After attending Lane College in Jackson, Tennessee, for two years, Rumph stepped onto the Blue Raider campus in fall 2006 as a psychology major. Staying in a house on Leaf Avenue with other roommates, Rumph started True Blue his journey.
“My teacher saw potential in me,” said Rumph. “She told me that MTSU would be a better fit for me.”
Shortly after arriving, Rumph found MTSU classes to be much harder than expected, and he began to struggle mentally and financially.
Not yet knowing how to drive, Rumph had a hard time getting around as he worked two jobs to make ends meet. The undergrad spent his days riding his bike back and forth from campus to his job at Krystal’s on Lascassas Highway.

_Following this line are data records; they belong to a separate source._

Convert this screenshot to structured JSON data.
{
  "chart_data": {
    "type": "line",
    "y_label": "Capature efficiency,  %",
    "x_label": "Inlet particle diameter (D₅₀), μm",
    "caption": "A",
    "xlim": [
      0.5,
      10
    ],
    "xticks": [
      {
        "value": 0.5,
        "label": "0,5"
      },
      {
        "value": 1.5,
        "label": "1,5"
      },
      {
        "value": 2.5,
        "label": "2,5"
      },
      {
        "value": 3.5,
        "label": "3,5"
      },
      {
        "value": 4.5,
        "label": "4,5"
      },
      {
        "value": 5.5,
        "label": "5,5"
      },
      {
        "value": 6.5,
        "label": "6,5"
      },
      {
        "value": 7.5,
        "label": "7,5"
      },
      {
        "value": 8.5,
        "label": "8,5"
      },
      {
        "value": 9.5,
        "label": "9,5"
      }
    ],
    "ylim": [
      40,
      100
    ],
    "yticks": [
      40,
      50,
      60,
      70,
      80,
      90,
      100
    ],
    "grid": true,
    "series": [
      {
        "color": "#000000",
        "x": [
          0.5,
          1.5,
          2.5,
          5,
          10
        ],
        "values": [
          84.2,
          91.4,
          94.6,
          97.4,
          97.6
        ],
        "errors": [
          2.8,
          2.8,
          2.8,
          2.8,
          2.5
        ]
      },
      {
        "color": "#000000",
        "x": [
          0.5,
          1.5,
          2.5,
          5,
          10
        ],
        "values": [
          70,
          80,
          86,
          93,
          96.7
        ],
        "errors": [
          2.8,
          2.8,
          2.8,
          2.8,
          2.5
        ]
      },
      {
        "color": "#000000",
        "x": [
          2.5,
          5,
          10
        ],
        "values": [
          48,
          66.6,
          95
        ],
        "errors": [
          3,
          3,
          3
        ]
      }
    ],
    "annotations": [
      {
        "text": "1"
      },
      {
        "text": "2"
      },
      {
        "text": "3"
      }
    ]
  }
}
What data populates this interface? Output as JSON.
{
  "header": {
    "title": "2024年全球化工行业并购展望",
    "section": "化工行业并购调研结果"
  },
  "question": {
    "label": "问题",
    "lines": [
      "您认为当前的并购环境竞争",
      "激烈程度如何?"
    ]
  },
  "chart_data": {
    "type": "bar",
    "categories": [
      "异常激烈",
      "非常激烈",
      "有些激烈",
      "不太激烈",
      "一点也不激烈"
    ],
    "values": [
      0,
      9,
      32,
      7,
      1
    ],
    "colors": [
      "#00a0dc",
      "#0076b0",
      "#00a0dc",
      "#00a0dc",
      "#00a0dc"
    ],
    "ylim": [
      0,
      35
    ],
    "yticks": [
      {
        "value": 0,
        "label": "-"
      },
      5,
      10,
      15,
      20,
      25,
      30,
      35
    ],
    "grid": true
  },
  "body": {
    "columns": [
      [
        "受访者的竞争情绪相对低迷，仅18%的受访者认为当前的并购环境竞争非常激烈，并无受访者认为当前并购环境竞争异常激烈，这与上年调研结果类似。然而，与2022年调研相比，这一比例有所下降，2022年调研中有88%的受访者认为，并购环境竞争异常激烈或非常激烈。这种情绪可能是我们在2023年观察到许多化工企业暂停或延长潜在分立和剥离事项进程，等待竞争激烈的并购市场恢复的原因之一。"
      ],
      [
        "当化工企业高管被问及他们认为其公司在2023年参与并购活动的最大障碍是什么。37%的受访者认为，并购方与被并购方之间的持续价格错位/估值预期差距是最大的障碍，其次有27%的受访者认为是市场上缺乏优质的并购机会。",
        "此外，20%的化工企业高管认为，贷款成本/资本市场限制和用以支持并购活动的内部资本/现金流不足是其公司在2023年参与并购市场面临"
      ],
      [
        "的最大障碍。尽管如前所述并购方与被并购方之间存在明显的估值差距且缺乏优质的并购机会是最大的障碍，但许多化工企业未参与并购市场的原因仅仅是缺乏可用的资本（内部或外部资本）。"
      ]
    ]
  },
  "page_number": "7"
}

Working with what he had to survive, Rumph started to struggle with his studies while finding ways to make very little food go a long way.
As he pressed hard to overcome his obstacles, everything changed the day he met his mentor, Ben Jones. It was a relationship that eventually led to Rumph learning how to drive, stay on track and never give up. From there, Jones began eating lunch with Rumph and helping him with his academics.
“When you teach someone important life skills such as driving, you build a connection with that person,” said Jones, director of Accounting Services at MTSU. “I understood him as a person and found out what made him tick.”
Changing his living situation from off campus to Judd Hall, Rumph also decided to change his major to sociology in fall 2008. However, after realizing neither sociology nor psychology was a good career choice for him, he somewhat lost hope.
It wasn’t long before he also lost his financial aid, forcing him to drop out from 2009 until 2013.
“I wasn’t mentally ready to succeed,” said a reflective Rumph. “If I could get myself ready and financially stable, I was ready to go back.”
For two years, Rumph held a steady job at Amazon. To remain financially stable, he also spent time working at General Mills and the Interstate Warehousing in Murfreesboro until he reached his primary goal.
With Jones helping all along the way, Rumph stayed positive throughout the rest of his academic journey and took his seat among fellow MTSU graduates on Dec. 16, 2017, inside Hale Arena as family traveled from Detroit, Michigan, to witness the achievement.
“I realized that if I applied myself more, I would get it,” Rumph said.
Now that he’s graduated, Rumph still works for Interstate Warehouses and also serves as a substitute teacher through PESG, an educational staffing program.
Jones continues to root for his mentee.
“It has been a long road and one that I hope soon ends on the other side of the rainbow,” he said.